By The Herald Editorial Board
Chain businesses are good at selling hamburgers and other retail goods, but state lawmakers should be careful with proposed legislation that would open Washington state to chains that offer dental care.
The chains, also known as corporate dental practices or dental service organizations, are not currently legal in Washington state. Corporations are prohibited from practicing dentistry or soliciting customers for dentists employed by a corporation; only licensed dentists are allowed to own dental practices.
One such corporate dentist practice, Half Dental, was shut down in Vancouver, Wash., in 2014, after patient complaints led to an investigation that discovered the business was violating the state prohibition against corporate ownership. Although closed in Washington state, Half Dental locations remain throughout the West in Idaho, California, Nevada, Arizona and Utah.
But legislation now in the Legislature, Senate Bill 5158, would loosen restrictions on corporate dentistry and would allow chains, including Half Dental, into the state, with the intent of increasing access to licensed dentists and promising lower prices by consolidating office costs, such as billing and scheduling, for dentists.
Speaking at a Senate Health Care Committee hearing earlier this month, however, several dentists as well as representatives of the Washington State Dental Association, warned of problems seen in other states with corporate dentistry when it is not properly regulated.
Dentists testifying or sharing written testimony, told the Senate committee that turning over ownership of practices and hiring dentists as employees of the company threatens the doctor-patient relationship because the company’s motive for controlling costs and generating profits carried more weight than what a doctor believes was the best care for the patient.
Dentists, who had worked for corporate practices elsewhere, reported being required under their contracts to treat as many patients as possible in the least amount of time. One dentist told of being required to care for as many as three patients each hour. The result, another dentist, said was “patchwork” care that didn’t allow time for proper preventive treatment.
Other dentists reported being required to “up sell” services or treatments that weren’t necessary, such as unneeded X-rays and sealants or refer patients to specialists within the company rather than to ones known and trusted by the dentist.

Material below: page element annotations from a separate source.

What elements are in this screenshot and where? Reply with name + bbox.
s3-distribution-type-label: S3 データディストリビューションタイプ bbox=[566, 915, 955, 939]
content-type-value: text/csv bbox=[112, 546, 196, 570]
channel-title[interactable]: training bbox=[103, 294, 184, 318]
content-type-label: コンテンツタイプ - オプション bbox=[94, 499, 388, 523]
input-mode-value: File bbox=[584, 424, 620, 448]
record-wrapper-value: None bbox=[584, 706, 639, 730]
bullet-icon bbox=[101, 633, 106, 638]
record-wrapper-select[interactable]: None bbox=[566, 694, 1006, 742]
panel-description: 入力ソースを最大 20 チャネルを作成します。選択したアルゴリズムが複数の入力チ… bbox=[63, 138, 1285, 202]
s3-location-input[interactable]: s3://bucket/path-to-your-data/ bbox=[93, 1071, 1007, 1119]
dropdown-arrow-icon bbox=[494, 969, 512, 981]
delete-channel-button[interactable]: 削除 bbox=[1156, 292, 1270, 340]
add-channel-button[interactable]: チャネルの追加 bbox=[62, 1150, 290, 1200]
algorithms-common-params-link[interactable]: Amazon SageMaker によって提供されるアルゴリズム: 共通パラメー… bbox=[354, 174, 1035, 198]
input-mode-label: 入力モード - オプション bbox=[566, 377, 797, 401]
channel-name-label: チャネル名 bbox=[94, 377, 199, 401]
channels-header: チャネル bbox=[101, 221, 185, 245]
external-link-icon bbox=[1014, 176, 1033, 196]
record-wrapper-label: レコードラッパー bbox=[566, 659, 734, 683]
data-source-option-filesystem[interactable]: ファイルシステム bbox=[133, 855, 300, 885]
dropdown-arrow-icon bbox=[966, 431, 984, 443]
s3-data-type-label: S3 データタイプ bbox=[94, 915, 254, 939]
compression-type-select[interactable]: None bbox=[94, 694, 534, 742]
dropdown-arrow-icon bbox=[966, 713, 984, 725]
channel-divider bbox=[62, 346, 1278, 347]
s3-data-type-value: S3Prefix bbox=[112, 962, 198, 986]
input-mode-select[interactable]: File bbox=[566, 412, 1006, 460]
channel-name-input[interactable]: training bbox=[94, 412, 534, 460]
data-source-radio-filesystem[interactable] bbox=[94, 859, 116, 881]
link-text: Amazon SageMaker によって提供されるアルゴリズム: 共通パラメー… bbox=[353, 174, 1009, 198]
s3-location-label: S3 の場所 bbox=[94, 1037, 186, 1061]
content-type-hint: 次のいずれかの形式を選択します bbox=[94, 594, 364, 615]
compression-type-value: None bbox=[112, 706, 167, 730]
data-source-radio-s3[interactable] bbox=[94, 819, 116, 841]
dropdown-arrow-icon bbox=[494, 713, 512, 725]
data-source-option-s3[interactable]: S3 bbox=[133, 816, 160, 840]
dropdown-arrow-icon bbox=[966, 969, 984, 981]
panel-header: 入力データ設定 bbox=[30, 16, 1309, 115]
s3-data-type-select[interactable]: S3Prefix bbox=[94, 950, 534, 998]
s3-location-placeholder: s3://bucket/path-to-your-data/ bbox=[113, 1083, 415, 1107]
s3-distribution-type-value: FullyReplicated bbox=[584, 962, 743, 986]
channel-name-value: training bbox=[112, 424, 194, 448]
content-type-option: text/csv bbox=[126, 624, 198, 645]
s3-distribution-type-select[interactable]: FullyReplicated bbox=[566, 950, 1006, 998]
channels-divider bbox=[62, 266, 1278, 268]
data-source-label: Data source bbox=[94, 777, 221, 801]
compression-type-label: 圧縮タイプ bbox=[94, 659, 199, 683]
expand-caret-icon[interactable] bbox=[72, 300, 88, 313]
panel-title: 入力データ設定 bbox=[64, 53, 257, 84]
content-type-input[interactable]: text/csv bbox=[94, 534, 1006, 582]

Representatives with the state dental association reported that young dentists, recently out of medical school and carrying heavy student loan debt, are especially susceptible to signing restrictive contracts with dental service organizations. The contracts, often unregulated by the states that allow corporate dentistry, can tie dentists to onerous requirements but can be damaging to walk away from because dentists often have to forfeit their offices and even equipment.
Similar concerns regarding companies’ financial motives for over-treatment, poor continuity of care and potential abandonment of patients were voiced in a 2015 report by the state Dental Quality Assurance Commission’s committee on corporate practices.
Supporters of the legislation counter that the bill is based on law that was passed in Oregon several years ago, but it’s not clear that the proposed bill offers the same protections as Oregon’s law.
It might make sense, however, to flip the relationship here, and instead allow dentists to contract with businesses that could offer billing and other services related to running a practice.
That’s what alternative legislation proposed by the state dental association would do. Senate Bill 5322 would allow a dentist or a group practice to contract for support services, with some protections attached.
Contracts would be limited to five years or less, would have to be disclosed to patients, couldn’t interfere with patient care or a doctor’s independent judgment or limit a dentist’s referrals to specialists, limit acceptance of a patient’s dental benefits or interfere with a dentists’s supervision of staff. As added protection, the contracts could be subpoenaed by the state’s Dental Quality Assurance Commission to investigate potential violations.
The commission also is backing the alternative bill.
Lawmakers need to do more to improve access to affordable dental care. Increasing reimbursement rates for Medicaid coverage — currently less than 29 percent of commercial dental insurance reimbursement rates — would improve access for the state’s Medicaid patients, for example.
The alternative legislation could improve access and help make dental care more affordable but without sacrificing patient care and placing a corporate profit mandate between dentists and their patients.